Roy Winston

No. 60
- Position: Linebacker

Personal information
- Born: September 15, 1940 Baton Rouge, Louisiana, U.S.
- Died: March 5, 2022 (aged 81) Birmingham, Alabama, U.S.
- Listed height: 6 ft 1 in (1.85 m)
- Listed weight: 230 lb (104 kg)

Career information
- High school: Istrouma (Baton Rouge, LA)
- College: LSU
- NFL draft: 1962 (4th round, 45th overall pick)
- AFL draft: 1962 (6th round, 42nd overall pick)

Career history
- Minnesota Vikings (1962–1976);

Awards and highlights
- NFL champion (1969); 50 Greatest Vikings; Minnesota Vikings 25th Anniversary Team; Unanimous All-American (1961); First-team All-SEC (1961); Second-team All-SEC (1960);

Career NFL statistics
- Interceptions: 12
- Interception yards: 138
- Fumble recoveries: 14
- Sacks: 15.5
- Safeties: 1
- Total touchdowns: 3
- Stats at Pro Football Reference

= Roy Winston =

American football player (1940–2022)

Roy Charles Winston (September 15, 1940 – March 5, 2022) was an American professional football player. He played 15 seasons as a linebacker in the National Football League (NFL) for the Minnesota Vikings.

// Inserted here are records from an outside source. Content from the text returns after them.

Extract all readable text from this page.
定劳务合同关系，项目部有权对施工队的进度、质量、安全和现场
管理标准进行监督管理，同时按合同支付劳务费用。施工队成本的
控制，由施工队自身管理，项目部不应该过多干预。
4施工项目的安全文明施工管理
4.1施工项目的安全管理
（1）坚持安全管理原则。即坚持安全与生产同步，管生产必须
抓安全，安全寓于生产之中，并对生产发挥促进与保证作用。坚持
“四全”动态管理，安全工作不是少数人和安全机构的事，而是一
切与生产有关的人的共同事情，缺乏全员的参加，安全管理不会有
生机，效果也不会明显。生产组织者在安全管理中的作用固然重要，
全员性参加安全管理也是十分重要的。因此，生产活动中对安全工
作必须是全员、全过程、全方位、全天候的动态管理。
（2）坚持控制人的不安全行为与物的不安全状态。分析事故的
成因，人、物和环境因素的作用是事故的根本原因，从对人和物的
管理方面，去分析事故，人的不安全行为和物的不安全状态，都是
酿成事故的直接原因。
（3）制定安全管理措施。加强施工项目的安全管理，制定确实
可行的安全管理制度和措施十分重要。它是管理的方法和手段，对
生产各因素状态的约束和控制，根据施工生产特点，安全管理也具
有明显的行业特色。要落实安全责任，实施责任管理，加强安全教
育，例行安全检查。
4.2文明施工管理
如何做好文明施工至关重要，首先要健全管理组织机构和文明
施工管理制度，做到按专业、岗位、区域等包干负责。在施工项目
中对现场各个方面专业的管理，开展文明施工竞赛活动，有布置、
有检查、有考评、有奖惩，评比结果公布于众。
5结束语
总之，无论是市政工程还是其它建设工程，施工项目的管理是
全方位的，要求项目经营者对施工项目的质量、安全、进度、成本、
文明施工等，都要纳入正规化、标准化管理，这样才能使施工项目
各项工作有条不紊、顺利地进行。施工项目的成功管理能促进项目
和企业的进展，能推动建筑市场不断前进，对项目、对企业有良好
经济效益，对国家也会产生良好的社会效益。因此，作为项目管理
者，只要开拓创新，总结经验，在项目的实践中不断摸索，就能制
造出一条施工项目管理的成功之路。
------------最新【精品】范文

Winston graduated from Louisiana State University, where he was a standout guard and linebacker in the 10–7 LSU victory over arch-rival Ole Miss in 1961. Following the season he was named a unanimous All-American as LSU finished as Southeastern Conference co-champions with Alabama. LSU finished the regular season 9-1 and ranked fourth in the polls, then defeated Colorado 25–7 in the Orange Bowl.

He was drafted in the fourth round of the 1962 NFL draft by the Vikings, for whom he played until he retired after the 1976 season. During that time, he was one of 11 players to play in all four of the Vikings Super Bowl appearances (Super Bowl IV, Super Bowl VIII, Super Bowl IX, Super Bowl XI). Winston started the first three Viking Super Bowls at left (strong side) linebacker; by time the Vikings reached Super Bowl XI, he was a reserve, replaced in the starting lineup by Matt Blair. Winston's counterpart at right (weak side) linebacker, Wally Hilgenberg, also played in all four Viking Super Bowls, as did fellow defenders Carl Eller, Alan Page, Jim Marshall and Paul Krause.

Winston delivered one of the most devastating tackles ever filmed. In a game against the Miami Dolphins in 1972, fullback Larry Csonka circled out into the flat to catch a pass. Just as he caught the pass, Winston hit him from behind with such force that the 240-pound Csonka was nearly cut in half. The tackle was so grotesque it was shown on The Tonight Show. Csonka dropped the ball and rolled on the field in agony. He thought his back was broken and literally crawled off the field (he was not seriously injured, however). After their respective retirements from the NFL, Winston and Csonka remained close friends. Csonka invited Winston to be his guest when Csonka was inducted into the Pro Football Hall of Fame.

In 1976, Winston was inducted into the LSU Hall of Fame; in 1991, into the Louisiana Sports Hall of Fame in Natchitoches.

Winston died on March 5, 2022, at the age of 81.